I also realized the “reality of eight” is not necessarily the relevant number. All of us experience many moments when we witness some universal mistakes being made, and we find ourselves trying to decide how to deal with the best methods of correcting the mistakes. Some of the mistakes in the newsletter combined with some others might prove enlightening for all of us. So here are some of the best:

“We can’t take this off the menu; it’s a best seller.” However, when you really begin to analyze the true significance of the item or product category, it becomes apparent that such a statement does not necessarily represent profitability. Relinquishing what is old and traditionally associated with that location might be exactly what’s needed to create space for new and more rewarding options.

“The kitchen can’t handle it.” Change the wording a little and I bet this is familiar to many of us. How about, “If we add a fresh grab-and-go offering, our store associates can’t deal with the added responsibility of ensuring quality delivery.” It’s the avoidance without even the consideration.

“It won’t sell in our community.” This is often said without the person realizing the product is being offered successfully by a direct competitor, without asking customers if they would embrace such an addition—and/or without seeing the relevance of making such a product category available to customers.

“We will lose our customer base.” Such thinking limits a store to whom it can serve and how our customers are indeed served. Maybe a segment of the existing customer base should be restricted in some ways to allow an expansion of potential customers to be attracted to the store.

“We can’t afford a remodel/upgrade.” I must add here that many times you cannot afford not to. There are many reasons for that statement, but one of the most pressing is simple: Ninety-eight percent of all competition is self-created.

And the List Goes On

“Suppliers don’t carry the products needed to offer different categories.” This always remains a prime reason that we should remain open to and accepting of alternative sources of products, services and ideas that exist outside of the routine and sublimely satisfying—even though such routine consistently costs in terms of yet another lost opportunity. Suppliers can almost always be found; you just might have to consider alternative possibilities.

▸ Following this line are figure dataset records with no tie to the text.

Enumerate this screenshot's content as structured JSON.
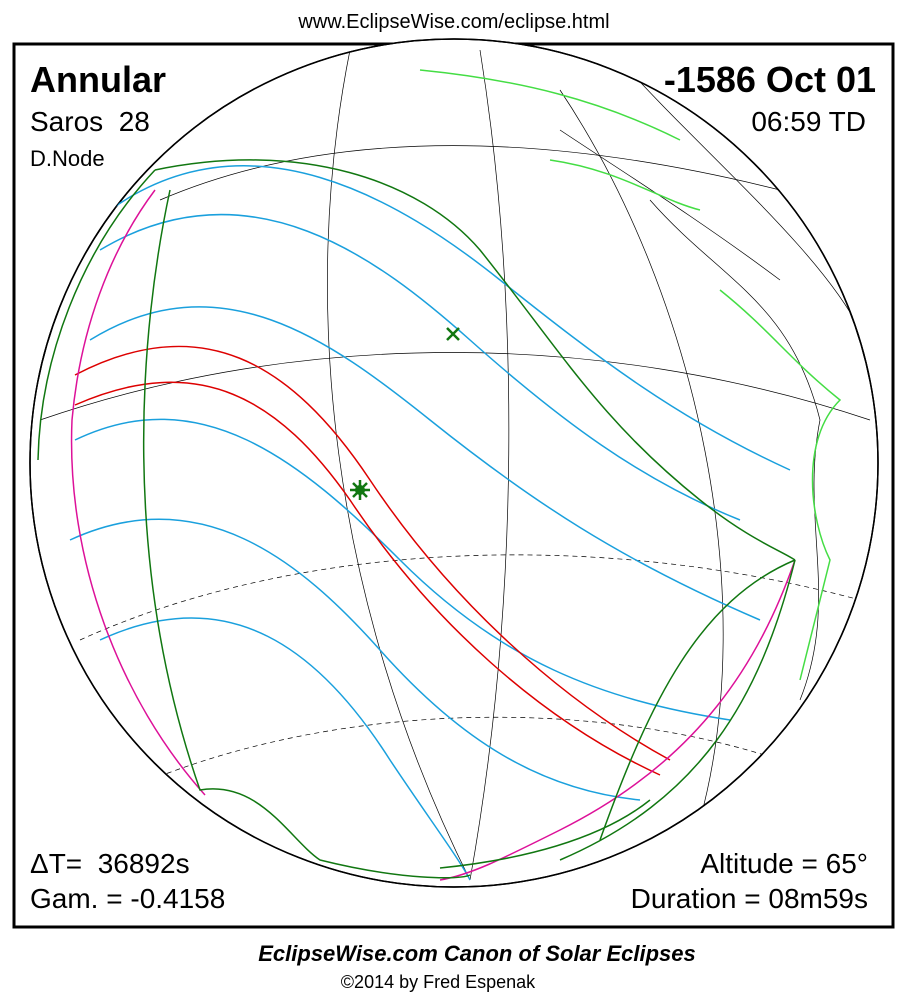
{
  "header": {
    "url": "www.EclipseWise.com/eclipse.html"
  },
  "eclipse": {
    "type": "Annular",
    "saros": "Saros  28",
    "node": "D.Node",
    "date": "-1586 Oct 01",
    "time": "06:59 TD",
    "delta_t": "ΔT=  36892s",
    "gamma": "Gam. = -0.4158",
    "altitude": "Altitude = 65°",
    "duration": "Duration = 08m59s"
  },
  "footer": {
    "title": "EclipseWise.com Canon of Solar Eclipses",
    "copyright": "©2014 by Fred Espenak"
  }
}
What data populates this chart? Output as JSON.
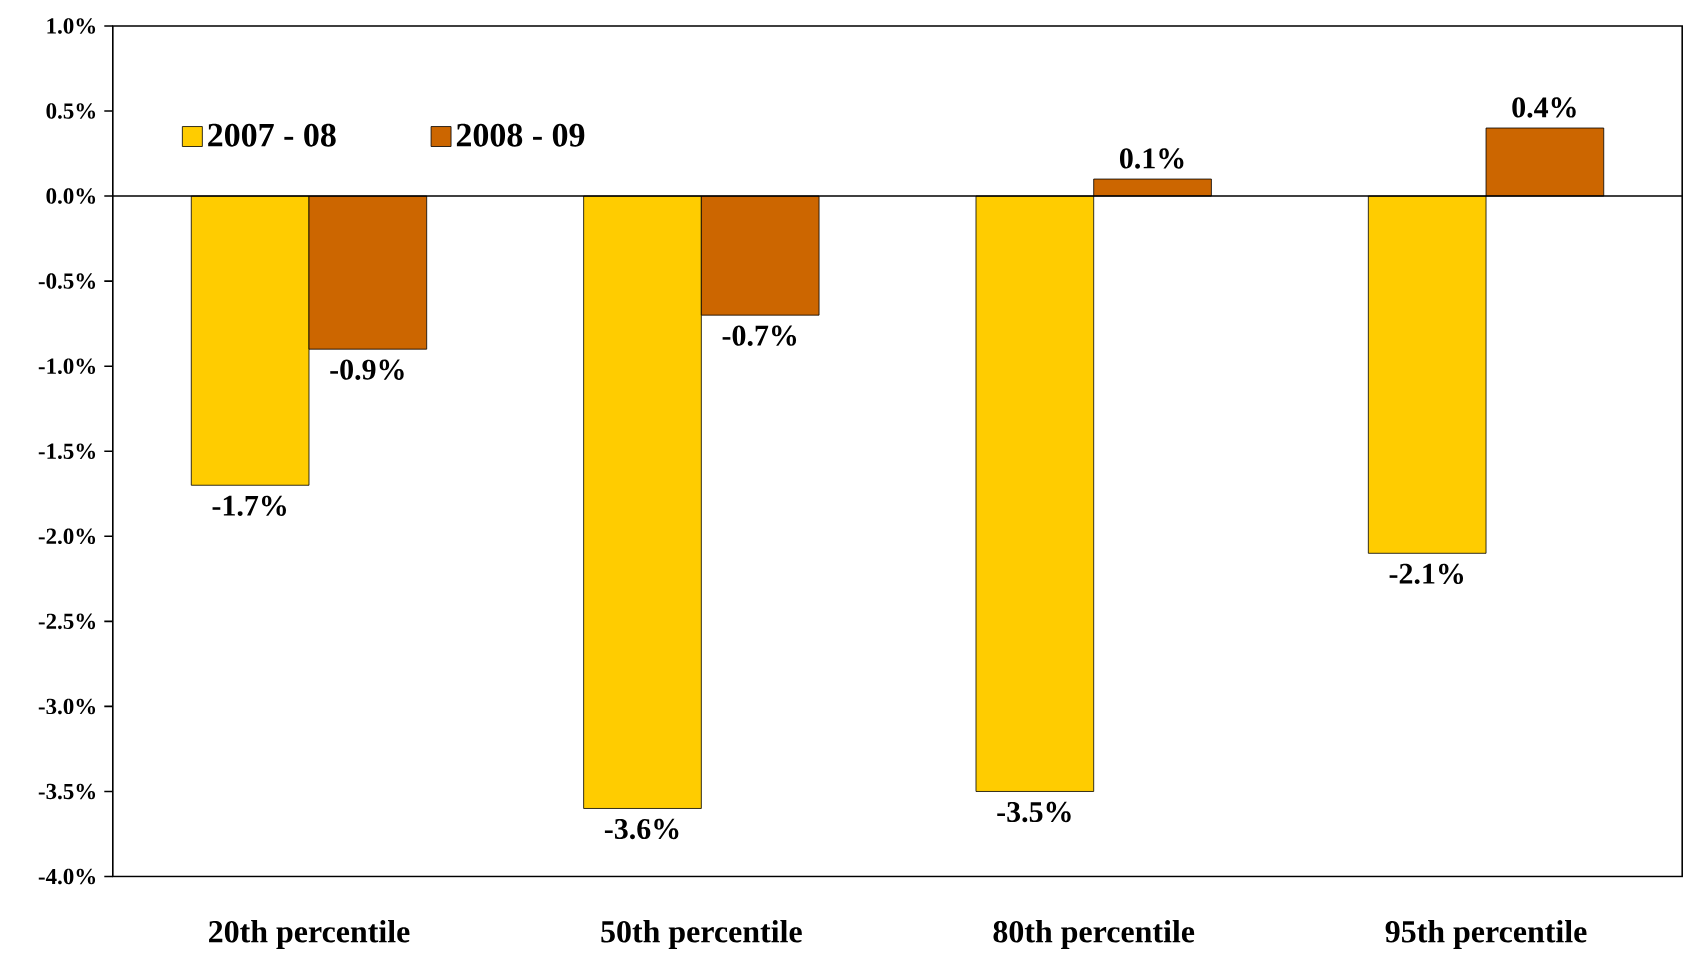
{
  "chart_data": {
    "type": "bar",
    "categories": [
      "20th percentile",
      "50th percentile",
      "80th percentile",
      "95th percentile"
    ],
    "series": [
      {
        "name": "2007 - 08",
        "color": "#ffcc00",
        "values": [
          -1.7,
          -3.6,
          -3.5,
          -2.1
        ],
        "value_labels": [
          "-1.7%",
          "-3.6%",
          "-3.5%",
          "-2.1%"
        ]
      },
      {
        "name": "2008 - 09",
        "color": "#cc6600",
        "values": [
          -0.9,
          -0.7,
          0.1,
          0.4
        ],
        "value_labels": [
          "-0.9%",
          "-0.7%",
          "0.1%",
          "0.4%"
        ]
      }
    ],
    "ylim": [
      -4.0,
      1.0
    ],
    "yticks": [
      {
        "value": -4.0,
        "label": "-4.0%"
      },
      {
        "value": -3.5,
        "label": "-3.5%"
      },
      {
        "value": -3.0,
        "label": "-3.0%"
      },
      {
        "value": -2.5,
        "label": "-2.5%"
      },
      {
        "value": -2.0,
        "label": "-2.0%"
      },
      {
        "value": -1.5,
        "label": "-1.5%"
      },
      {
        "value": -1.0,
        "label": "-1.0%"
      },
      {
        "value": -0.5,
        "label": "-0.5%"
      },
      {
        "value": 0.0,
        "label": "0.0%"
      },
      {
        "value": 0.5,
        "label": "0.5%"
      },
      {
        "value": 1.0,
        "label": "1.0%"
      }
    ],
    "legend": "top left"
  }
}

“There’s too much happening right now; changes will just add more work and demand more of management and employees.” Ever hear the phrase “cutting off your nose to spite your face”? Success comes from accepting challenge,  adjusting to changing circumstances and environments and creating a strategy that leads to fulfillment of goals. It is the attitude that is at risk, not the ability to find and experience success.

“I didn’t need you to tell me to change. I need you to improve my profits without making any changes.” This aptly identifies one of those “Hello?!” moments. It reflects a person not being able (or willing) to recognize the need to modify, change, adjust, etc., how we might go to market, and identifying the potential level of success. This is indicative of not being willing (or able) to feed the golden goose and only wanting to harvest the eggs.

Reality does always set in, and when it does, it can be very ugly.

“Success attained is never an opportunity lost.” When we are blessed with moments of clarity, we must immediately respond to them in a way that honors both our business associates and our customers. It is through recognition of the potential represented by the spontaneity of opportunity that we nourish and realize so much true, long-term success.

“Does this existing facility have greater potential within its reach?” Take the necessary steps to identify where true potential growth exists within current operational assets. Determine where targeted capital investments can be best used; analyze the potential value of success and return for our stores in tomorrow’s marketplace.

The realization of what is conceivable in tomorrow’s universe is something we can easily envision today. We simply have to know what tools and information available out there can help us identify and evaluate where the future lies.